The Black Bears’ season culminated in the national championship game in St. Paul, Minn., again versus Minnesota. Maine held a lead with a minute left in regulation before giving up the tying goal to Matt Koalska at 19:07 to send it to overtime. The Gophers then won the overtime thriller before their hometown fans on Grant Potulny’s goal, in a contest which enjoyed the largest television audience of any game in NCAA hockey history.

The “interim” tag was removed from Whitehead’s job title in the following offseason, after which Maine and Minnesota took two years off from meeting head-to-head in the NCAAs. In the interim, the two programs both enjoyed great success.

In 2003, Minnesota became the first team since Boston University in 1971-72 to repeat as national champion. A year later, Maine came within an eyelash of its third NCAA title, losing 1-0 in the national championship to Denver.

Fast-forward to 2005, and it was fitting that the Gophers and Black Bears found themselves in overtime for the third time in five years in the NCAA tournament — once again, on Minnesota’s home ice.

“It was my third time with Maine since I have been at the University of Minnesota, and all three have gone to overtime,” said Lucia.

The result, a 1-0 Minnesota win, was just Lucia’s second as a coach over the Black Bears.

“It was a great hockey game — obviously a tough one for us,” acknowledged Whitehead on the end of Maine’s season.

It was the Black Bears’ second 1-0 exit from the NCAA tournament in as many years. In both nailbiters, Jimmy Howard was the goaltender of record, losing despite outstanding performances.

“We owe it all to this guy [Howard]. What he did was phenomenal,” added Black Bear senior captain John Ronan.

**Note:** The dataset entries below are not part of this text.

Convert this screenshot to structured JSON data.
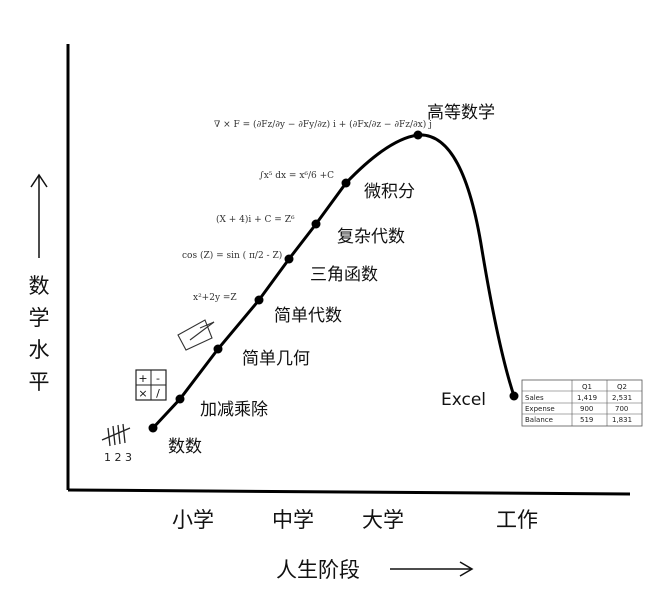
{
  "axes": {
    "y_label": [
      "数",
      "学",
      "水",
      "平"
    ],
    "x_label": "人生阶段",
    "x_ticks": [
      "小学",
      "中学",
      "大学",
      "工作"
    ]
  },
  "stages": [
    "数数",
    "加减乘除",
    "简单几何",
    "简单代数",
    "三角函数",
    "复杂代数",
    "微积分",
    "高等数学",
    "Excel"
  ],
  "formulas": {
    "algebra": "x²+2y =Z",
    "trig": "cos (Z) = sin ( π/2 - Z)",
    "complex": "(X + 4)i + C = Z⁶",
    "calculus": "∫x⁵ dx = x⁶/6 +C",
    "curl": "∇ × F = (∂Fz/∂y − ∂Fy/∂z) i + (∂Fx/∂z − ∂Fz/∂x) j"
  },
  "tally": {
    "numbers": "1 2 3"
  },
  "arith_grid": [
    "+",
    "-",
    "×",
    "/"
  ],
  "excel_table": {
    "headers": [
      "",
      "Q1",
      "Q2"
    ],
    "rows": [
      [
        "Sales",
        "1,419",
        "2,531"
      ],
      [
        "Expense",
        "900",
        "700"
      ],
      [
        "Balance",
        "519",
        "1,831"
      ]
    ]
  }
}
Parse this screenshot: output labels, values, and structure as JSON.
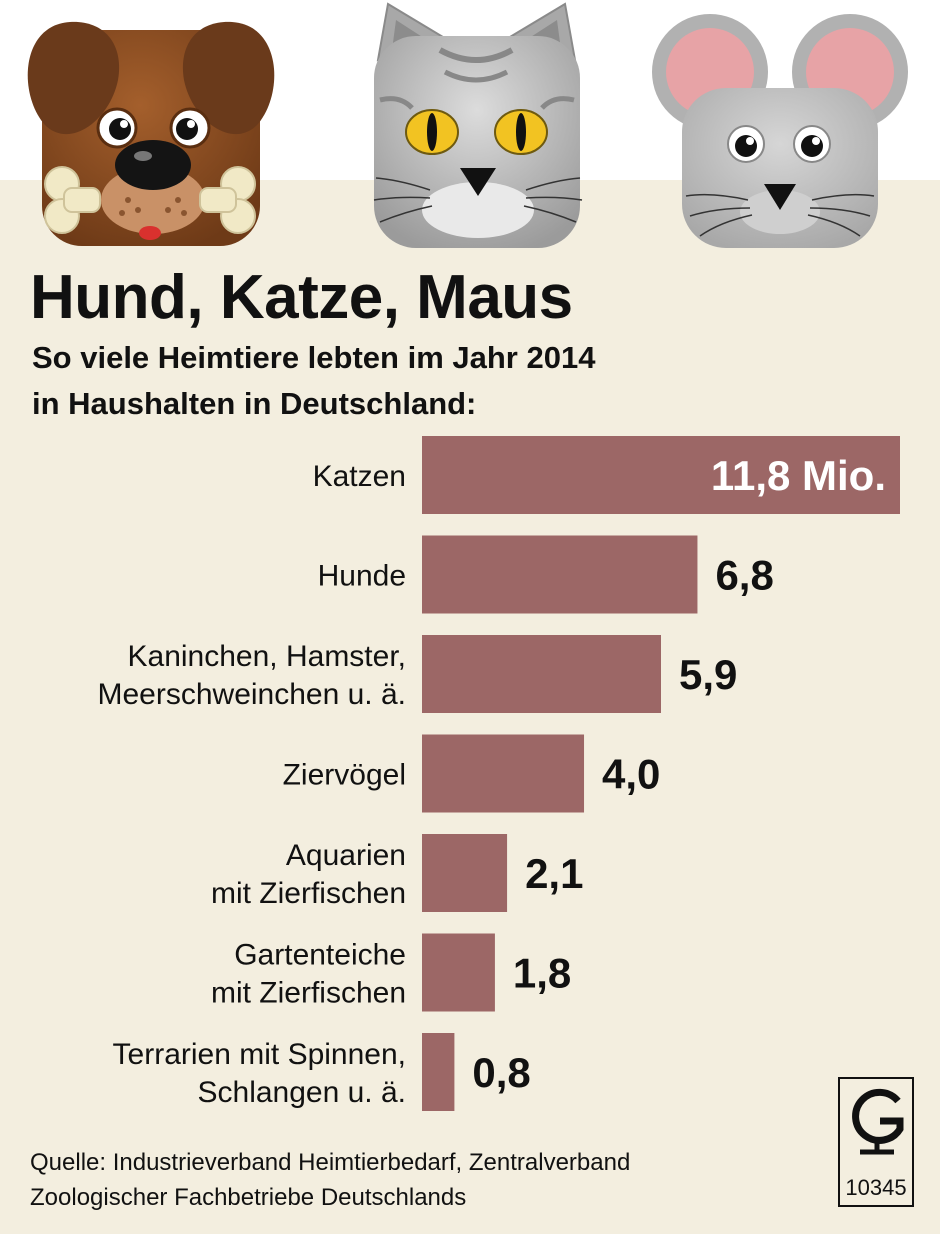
{
  "title": "Hund, Katze, Maus",
  "subtitle_lines": [
    "So viele Heimtiere lebten im Jahr 2014",
    "in Haushalten in Deutschland:"
  ],
  "chart_data": {
    "type": "bar",
    "orientation": "horizontal",
    "unit": "Mio.",
    "categories": [
      [
        "Katzen"
      ],
      [
        "Hunde"
      ],
      [
        "Kaninchen, Hamster,",
        "Meerschweinchen u. ä."
      ],
      [
        "Ziervögel"
      ],
      [
        "Aquarien",
        "mit Zierfischen"
      ],
      [
        "Gartenteiche",
        "mit Zierfischen"
      ],
      [
        "Terrarien mit Spinnen,",
        "Schlangen u. ä."
      ]
    ],
    "values": [
      11.8,
      6.8,
      5.9,
      4.0,
      2.1,
      1.8,
      0.8
    ],
    "value_labels": [
      "11,8 Mio.",
      "6,8",
      "5,9",
      "4,0",
      "2,1",
      "1,8",
      "0,8"
    ],
    "xlim": [
      0,
      11.8
    ],
    "grid": false,
    "legend": "none",
    "bar_color": "#9c6766"
  },
  "source_lines": [
    "Quelle: Industrieverband Heimtierbedarf, Zentralverband",
    "Zoologischer Fachbetriebe Deutschlands"
  ],
  "logo": {
    "number": "10345"
  },
  "colors": {
    "background": "#f3eedf",
    "bar": "#9c6766",
    "text": "#111111"
  },
  "illustrations": [
    "dog-icon",
    "cat-icon",
    "mouse-icon"
  ]
}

Ronan a freshman when Minnesota beat Maine in overtime in 2002, acknowledged the similarities. “This is comparable [as a feeling],” he said. “I am a senior now. You always want to win your last game.”

“I thought it was a terrific college hockey game,” said Lucia, “two heavyweight programs going at it.”

And odds are, if these two U-of-Ms meet in next year’s NCAA tournament it will be another classic.